How Much Prep Does this Science Kit Need?
This preschool science kit doesn’t require a lot of prep work, but it does involve some. Don’t be like me and expect to sit down, open the kit, and start experimenting with your eager little learners. Take 5-10 minutes to go over the instructions and prep anything that needs to be prepped. For instance, for the Spinning Colors experiment (which the boys loved), a couple of items need to be punched out. I actually recommend punching all the pieces out at once and storing a sandwich bag, or better yet these waterproof zipper pouches. We use these a ton around our house.
What Does Stepping Into Science Include?
Here is a picture of what is included in the Stepping into Science Kit. I have to be honest, I was underwhelmed by what was included. The experiments we tried consisted of making paper airplanes (from provided colored papers with fold lines). The boys enjoyed it but I felt like we could have accomplished exactly the same thing with just regular paper especially since the “instructions” didn’t offer much guidance or support.

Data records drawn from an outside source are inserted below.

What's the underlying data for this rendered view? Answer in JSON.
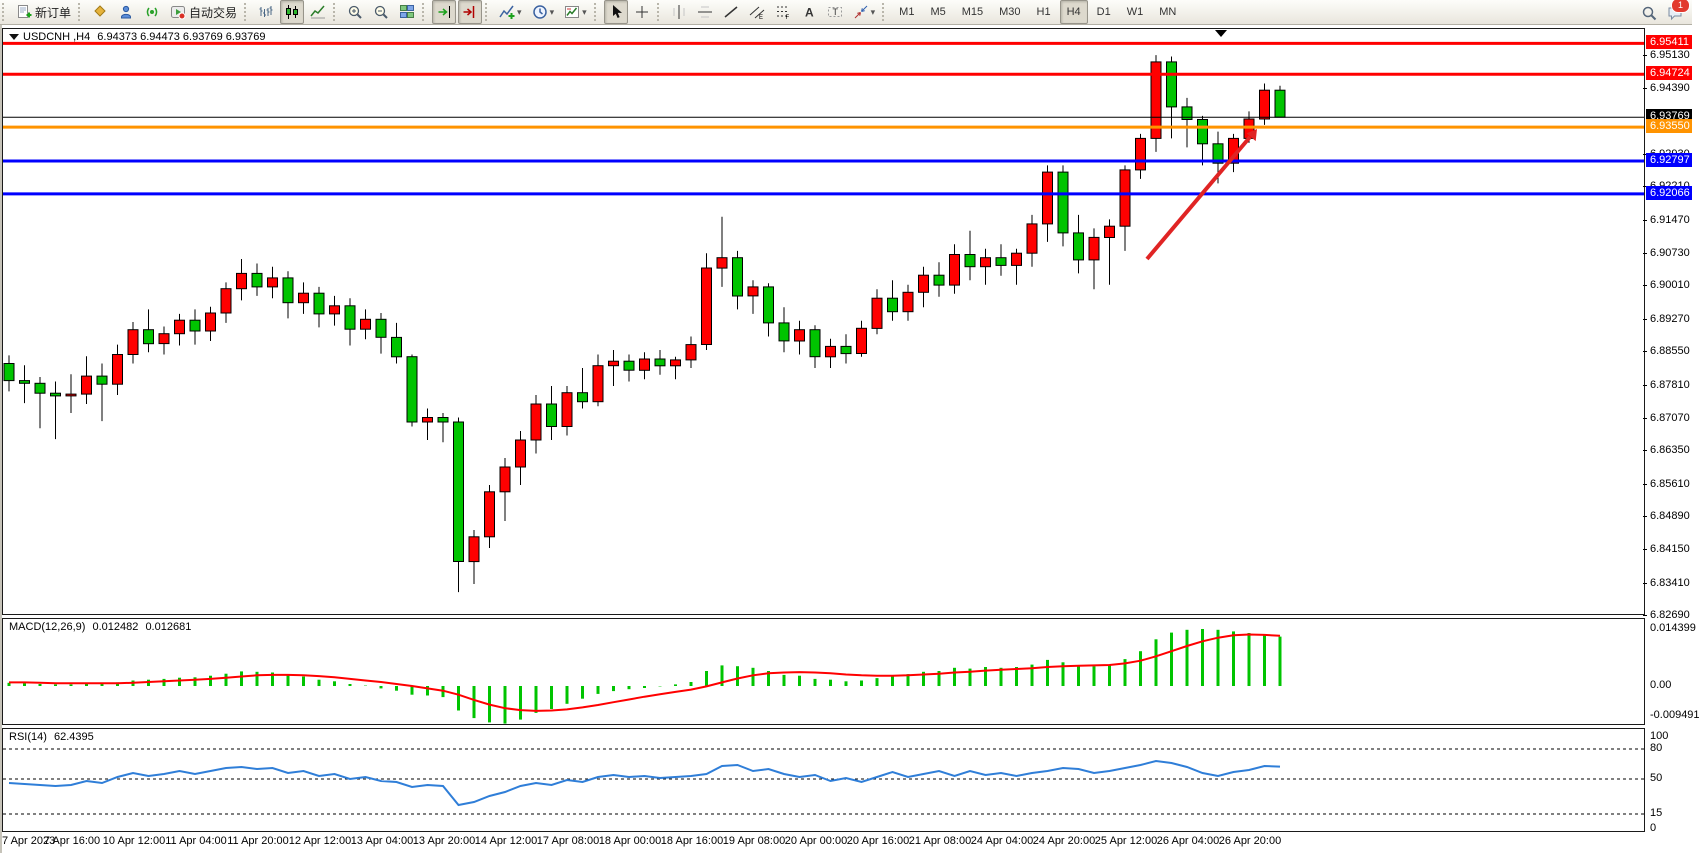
{
  "toolbar": {
    "groups": [
      [
        {
          "name": "new-order-button",
          "icon": "doc-plus",
          "label": "新订单"
        }
      ],
      [
        {
          "name": "market-watch-button",
          "icon": "gold"
        },
        {
          "name": "profile-button",
          "icon": "person"
        },
        {
          "name": "signals-button",
          "icon": "signal"
        },
        {
          "name": "auto-trading-button",
          "icon": "autotrade",
          "label": "自动交易"
        }
      ],
      [
        {
          "name": "bar-chart-button",
          "icon": "bars"
        },
        {
          "name": "candlestick-button",
          "icon": "candles",
          "active": true
        },
        {
          "name": "line-chart-button",
          "icon": "linechart"
        }
      ],
      [
        {
          "name": "zoom-in-button",
          "icon": "zoom-in"
        },
        {
          "name": "zoom-out-button",
          "icon": "zoom-out"
        },
        {
          "name": "tile-windows-button",
          "icon": "tile"
        }
      ],
      [
        {
          "name": "auto-scroll-button",
          "icon": "autoscroll",
          "active": true
        },
        {
          "name": "chart-shift-button",
          "icon": "chartshift",
          "active": true
        }
      ],
      [
        {
          "name": "indicators-button",
          "icon": "indicator",
          "dd": true
        },
        {
          "name": "periods-button",
          "icon": "clock",
          "dd": true
        },
        {
          "name": "templates-button",
          "icon": "template",
          "dd": true
        }
      ],
      [
        {
          "name": "cursor-button",
          "icon": "cursor",
          "active": true
        },
        {
          "name": "crosshair-button",
          "icon": "crosshair"
        }
      ],
      [
        {
          "name": "vertical-line-button",
          "icon": "vline"
        },
        {
          "name": "horizontal-line-button",
          "icon": "hline"
        },
        {
          "name": "trendline-button",
          "icon": "trend"
        },
        {
          "name": "channel-button",
          "icon": "channel"
        },
        {
          "name": "fibonacci-button",
          "icon": "fibo"
        },
        {
          "name": "text-button",
          "icon": "textA"
        },
        {
          "name": "label-button",
          "icon": "textT"
        },
        {
          "name": "shapes-button",
          "icon": "shapes",
          "dd": true
        }
      ]
    ],
    "timeframes": [
      {
        "label": "M1"
      },
      {
        "label": "M5"
      },
      {
        "label": "M15"
      },
      {
        "label": "M30"
      },
      {
        "label": "H1"
      },
      {
        "label": "H4",
        "active": true
      },
      {
        "label": "D1"
      },
      {
        "label": "W1"
      },
      {
        "label": "MN"
      }
    ],
    "right": [
      {
        "name": "search-button",
        "icon": "search"
      },
      {
        "name": "notifications-button",
        "icon": "chat",
        "badge": "1"
      }
    ]
  },
  "chart_data": [
    {
      "type": "candlestick",
      "symbol": "USDCNH",
      "timeframe": "H4",
      "title_left": "USDCNH ,H4",
      "title_ohlc": "6.94373 6.94473 6.93769 6.93769",
      "colors": {
        "bull": "#ff0000",
        "bear": "#00c400",
        "wick": "#000000"
      },
      "ylim": [
        6.8269,
        6.95663
      ],
      "price_ticks": [
        "6.95130",
        "6.94390",
        "6.92930",
        "6.92210",
        "6.91470",
        "6.90730",
        "6.90010",
        "6.89270",
        "6.88550",
        "6.87810",
        "6.87070",
        "6.86350",
        "6.85610",
        "6.84890",
        "6.84150",
        "6.83410",
        "6.82690"
      ],
      "hlines": [
        {
          "price": 6.95411,
          "label": "6.95411",
          "color": "#ff0000",
          "width": 3
        },
        {
          "price": 6.94724,
          "label": "6.94724",
          "color": "#ff0000",
          "width": 3
        },
        {
          "price": 6.93769,
          "label": "6.93769",
          "color": "#000000",
          "width": 1
        },
        {
          "price": 6.9355,
          "label": "6.93550",
          "color": "#ff9300",
          "width": 3
        },
        {
          "price": 6.92797,
          "label": "6.92797",
          "color": "#0000ff",
          "width": 3
        },
        {
          "price": 6.92066,
          "label": "6.92066",
          "color": "#0000ff",
          "width": 3
        }
      ],
      "times": [
        "7 Apr 2023",
        "7 Apr 16:00",
        "10 Apr 12:00",
        "11 Apr 04:00",
        "11 Apr 20:00",
        "12 Apr 12:00",
        "13 Apr 04:00",
        "13 Apr 20:00",
        "14 Apr 12:00",
        "17 Apr 08:00",
        "18 Apr 00:00",
        "18 Apr 16:00",
        "19 Apr 08:00",
        "20 Apr 00:00",
        "20 Apr 16:00",
        "21 Apr 08:00",
        "24 Apr 04:00",
        "24 Apr 20:00",
        "25 Apr 12:00",
        "26 Apr 04:00",
        "26 Apr 20:00"
      ],
      "candles": [
        [
          6.883,
          6.8848,
          6.8768,
          6.8792
        ],
        [
          6.8792,
          6.8826,
          6.8742,
          6.8786
        ],
        [
          6.8786,
          6.88,
          6.8686,
          6.8764
        ],
        [
          6.8764,
          6.879,
          6.8662,
          6.8758
        ],
        [
          6.8758,
          6.8806,
          6.872,
          6.8762
        ],
        [
          6.8762,
          6.8846,
          6.874,
          6.8802
        ],
        [
          6.8802,
          6.883,
          6.8702,
          6.8784
        ],
        [
          6.8784,
          6.8872,
          6.876,
          6.885
        ],
        [
          6.885,
          6.8922,
          6.883,
          6.8905
        ],
        [
          6.8905,
          6.895,
          6.8855,
          6.8874
        ],
        [
          6.8874,
          6.8912,
          6.885,
          6.8896
        ],
        [
          6.8896,
          6.894,
          6.887,
          6.8926
        ],
        [
          6.8926,
          6.895,
          6.8872,
          6.8902
        ],
        [
          6.8902,
          6.8956,
          6.888,
          6.8942
        ],
        [
          6.8942,
          6.901,
          6.892,
          6.8996
        ],
        [
          6.8996,
          6.9062,
          6.897,
          6.903
        ],
        [
          6.903,
          6.9052,
          6.898,
          6.9
        ],
        [
          6.9,
          6.9045,
          6.8975,
          6.902
        ],
        [
          6.902,
          6.9035,
          6.893,
          6.8965
        ],
        [
          6.8965,
          6.901,
          6.894,
          6.8986
        ],
        [
          6.8986,
          6.9,
          6.891,
          6.894
        ],
        [
          6.894,
          6.898,
          6.8914,
          6.8958
        ],
        [
          6.8958,
          6.8975,
          6.887,
          6.8906
        ],
        [
          6.8906,
          6.895,
          6.8884,
          6.8928
        ],
        [
          6.8928,
          6.8942,
          6.8852,
          6.8888
        ],
        [
          6.8888,
          6.892,
          6.883,
          6.8845
        ],
        [
          6.8845,
          6.885,
          6.869,
          6.87
        ],
        [
          6.87,
          6.873,
          6.866,
          6.871
        ],
        [
          6.871,
          6.872,
          6.8655,
          6.87
        ],
        [
          6.87,
          6.871,
          6.8322,
          6.839
        ],
        [
          6.839,
          6.846,
          6.834,
          6.8445
        ],
        [
          6.8445,
          6.856,
          6.842,
          6.8545
        ],
        [
          6.8545,
          6.862,
          6.848,
          6.86
        ],
        [
          6.86,
          6.868,
          6.856,
          6.866
        ],
        [
          6.866,
          6.876,
          6.863,
          6.874
        ],
        [
          6.874,
          6.878,
          6.866,
          6.869
        ],
        [
          6.869,
          6.878,
          6.867,
          6.8765
        ],
        [
          6.8765,
          6.882,
          6.873,
          6.8745
        ],
        [
          6.8745,
          6.885,
          6.8735,
          6.8825
        ],
        [
          6.8825,
          6.886,
          6.878,
          6.8835
        ],
        [
          6.8835,
          6.885,
          6.879,
          6.8815
        ],
        [
          6.8815,
          6.8855,
          6.8795,
          6.884
        ],
        [
          6.884,
          6.886,
          6.8805,
          6.8825
        ],
        [
          6.8825,
          6.8845,
          6.8795,
          6.8838
        ],
        [
          6.8838,
          6.889,
          6.882,
          6.8872
        ],
        [
          6.8872,
          6.9075,
          6.886,
          6.9042
        ],
        [
          6.9042,
          6.9156,
          6.9,
          6.9065
        ],
        [
          6.9065,
          6.908,
          6.895,
          6.898
        ],
        [
          6.898,
          6.9015,
          6.894,
          6.9
        ],
        [
          6.9,
          6.9008,
          6.889,
          6.892
        ],
        [
          6.892,
          6.8955,
          6.8855,
          6.888
        ],
        [
          6.888,
          6.8925,
          6.885,
          6.8905
        ],
        [
          6.8905,
          6.8915,
          6.882,
          6.8845
        ],
        [
          6.8845,
          6.8885,
          6.882,
          6.8868
        ],
        [
          6.8868,
          6.8895,
          6.883,
          6.8852
        ],
        [
          6.8852,
          6.8925,
          6.8845,
          6.8908
        ],
        [
          6.8908,
          6.8995,
          6.8895,
          6.8975
        ],
        [
          6.8975,
          6.9015,
          6.8925,
          6.8945
        ],
        [
          6.8945,
          6.9005,
          6.8925,
          6.8988
        ],
        [
          6.8988,
          6.9045,
          6.8955,
          6.9026
        ],
        [
          6.9026,
          6.9055,
          6.8978,
          6.9004
        ],
        [
          6.9004,
          6.9095,
          6.8985,
          6.9072
        ],
        [
          6.9072,
          6.9125,
          6.9015,
          6.9045
        ],
        [
          6.9045,
          6.9085,
          6.9005,
          6.9065
        ],
        [
          6.9065,
          6.9095,
          6.9025,
          6.9048
        ],
        [
          6.9048,
          6.9085,
          6.9005,
          6.9075
        ],
        [
          6.9075,
          6.916,
          6.9045,
          6.914
        ],
        [
          6.914,
          6.927,
          6.91,
          6.9255
        ],
        [
          6.9255,
          6.927,
          6.909,
          6.912
        ],
        [
          6.912,
          6.916,
          6.903,
          6.906
        ],
        [
          6.906,
          6.913,
          6.8995,
          6.911
        ],
        [
          6.911,
          6.915,
          6.9005,
          6.9135
        ],
        [
          6.9135,
          6.927,
          6.908,
          6.926
        ],
        [
          6.926,
          6.934,
          6.924,
          6.933
        ],
        [
          6.933,
          6.9515,
          6.93,
          6.95
        ],
        [
          6.95,
          6.9512,
          6.933,
          6.94
        ],
        [
          6.94,
          6.942,
          6.931,
          6.9372
        ],
        [
          6.9372,
          6.938,
          6.927,
          6.9318
        ],
        [
          6.9318,
          6.9345,
          6.923,
          6.9275
        ],
        [
          6.9275,
          6.934,
          6.9255,
          6.933
        ],
        [
          6.933,
          6.939,
          6.932,
          6.9373
        ],
        [
          6.9373,
          6.9452,
          6.936,
          6.9437
        ],
        [
          6.9437,
          6.9447,
          6.9377,
          6.9377
        ]
      ],
      "annotations": [
        {
          "type": "arrow",
          "x1": 1146,
          "y1": 258,
          "x2": 1256,
          "y2": 128,
          "color": "#e02424"
        }
      ]
    },
    {
      "type": "bar",
      "label": "MACD(12,26,9)",
      "value_main": "0.012482",
      "value_signal": "0.012681",
      "axis_labels": [
        "0.014399",
        "0.00",
        "-0.009491"
      ],
      "hist_color": "#00c400",
      "signal_color": "#ff0000",
      "hist": [
        0.0008,
        0.0007,
        0.0005,
        0.0004,
        0.0004,
        0.0006,
        0.0005,
        0.0009,
        0.0014,
        0.0016,
        0.0018,
        0.0021,
        0.0022,
        0.0026,
        0.0031,
        0.0037,
        0.0036,
        0.0034,
        0.0028,
        0.0024,
        0.0016,
        0.0012,
        0.0005,
        0.0001,
        -0.0006,
        -0.0012,
        -0.0022,
        -0.0024,
        -0.0028,
        -0.0062,
        -0.0081,
        -0.0092,
        -0.009491,
        -0.0085,
        -0.0068,
        -0.0058,
        -0.0045,
        -0.0032,
        -0.002,
        -0.0013,
        -0.0008,
        -0.0005,
        -0.0001,
        0.0004,
        0.001,
        0.0038,
        0.0052,
        0.005,
        0.0046,
        0.0038,
        0.0028,
        0.0026,
        0.0018,
        0.0016,
        0.0012,
        0.0014,
        0.002,
        0.0026,
        0.003,
        0.0036,
        0.0038,
        0.0046,
        0.0044,
        0.0048,
        0.0046,
        0.0048,
        0.0054,
        0.0066,
        0.006,
        0.0052,
        0.005,
        0.0054,
        0.0068,
        0.0088,
        0.0118,
        0.0135,
        0.0142,
        0.014399,
        0.0142,
        0.0138,
        0.0134,
        0.013,
        0.012482
      ],
      "signal": [
        0.0009,
        0.0009,
        0.0008,
        0.0007,
        0.0007,
        0.0007,
        0.0007,
        0.0007,
        0.0008,
        0.001,
        0.0012,
        0.0014,
        0.0016,
        0.0018,
        0.0021,
        0.0024,
        0.0027,
        0.0028,
        0.0028,
        0.0027,
        0.0025,
        0.0022,
        0.0018,
        0.0014,
        0.001,
        0.0005,
        0.0,
        -0.0006,
        -0.0012,
        -0.0022,
        -0.0035,
        -0.0047,
        -0.0056,
        -0.0061,
        -0.0063,
        -0.0062,
        -0.0059,
        -0.0054,
        -0.0048,
        -0.0041,
        -0.0034,
        -0.0027,
        -0.0021,
        -0.0015,
        -0.0009,
        -0.0001,
        0.0009,
        0.0019,
        0.0027,
        0.0032,
        0.0034,
        0.0035,
        0.0034,
        0.0032,
        0.0029,
        0.0027,
        0.0026,
        0.0026,
        0.0027,
        0.0029,
        0.0031,
        0.0034,
        0.0036,
        0.0039,
        0.0041,
        0.0043,
        0.0045,
        0.0048,
        0.005,
        0.0051,
        0.0052,
        0.0053,
        0.0057,
        0.0064,
        0.0075,
        0.0088,
        0.0101,
        0.0113,
        0.0122,
        0.0128,
        0.013,
        0.0129,
        0.012681
      ]
    },
    {
      "type": "line",
      "label": "RSI(14)",
      "value": "62.4395",
      "line_color": "#2f7ed8",
      "levels": [
        80,
        50,
        15
      ],
      "axis_labels": [
        "100",
        "80",
        "50",
        "15",
        "0"
      ],
      "values": [
        46,
        45,
        44,
        43,
        44,
        48,
        46,
        52,
        56,
        53,
        55,
        58,
        55,
        58,
        61,
        62,
        60,
        61,
        56,
        58,
        53,
        55,
        50,
        52,
        48,
        47,
        42,
        44,
        43,
        24,
        27,
        33,
        37,
        43,
        46,
        44,
        49,
        47,
        52,
        54,
        52,
        53,
        51,
        52,
        53,
        55,
        63,
        64,
        58,
        60,
        55,
        52,
        54,
        48,
        51,
        47,
        52,
        57,
        52,
        55,
        58,
        53,
        58,
        54,
        56,
        53,
        56,
        58,
        61,
        60,
        56,
        58,
        61,
        64,
        68,
        66,
        62,
        56,
        53,
        57,
        59,
        63,
        62.44
      ]
    }
  ]
}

Which Experiments We Tried
So far we have tried: Spinning Colors, The Magnifying Glass, Paper Airplane 1, Paper Airplane 2
We did The Magnifying Glass experiment which had us attach a cardboard cutout to the included magnifying glass and then put that over a cup. The idea was to look at bits of nature up close, through the magnifying glass. Cool, right? Except the included plastic cup was small which meant the magnifying glass was too close to the subject and made it hard to see anything. We ended up taking it out and just using the magnifying glass the old-fashioned way. And then, since it was a hot day, I showed the boys how to focus a beam of sunlight and start a fire. That kept them engaged, let me tell you! You can see my fire-making curriculum here.
The final experiment we tried that day was Spinning Colors.
This one was simple but fun. You basically punched out a circular piece of paper divided into different colors. You attached this piece to a plastic top and then spin the top to watch the colors blend and “disappear”. The boys loved this one.
Is Stepping Into Science Worth Buying?
You can probably tell from this review already that I wasn’t thrilled with the Stepping Into Science kit. I am the first to admit that I have pretty high (probably too high) expectations for science experiments. And this is designed for kids ages 5 and up…so not exactly rocket science. I feel pretty mixed…most of the materials included in this kit can be found around the house (straws, rubber bands, small cup, etc) but on the other hand, it can be a pain to try to gather everything.
In conclusion, the boys enjoyed it and you could use this weekly as a fun add-on science class for your kids. Doing one lesson/experiment weekly could easily get you through a school year. If you are the type of person who prefers to have things laid out for you and want to be able to easily check off the science box in your curriculum this might be just the thing for you. For me personally, I prefer to have either a more robust curriculum or just come up with experiments on my own. The $37.95 price tag is a little steep for me personally but will likely work very well for other families.
What have you used for science at home?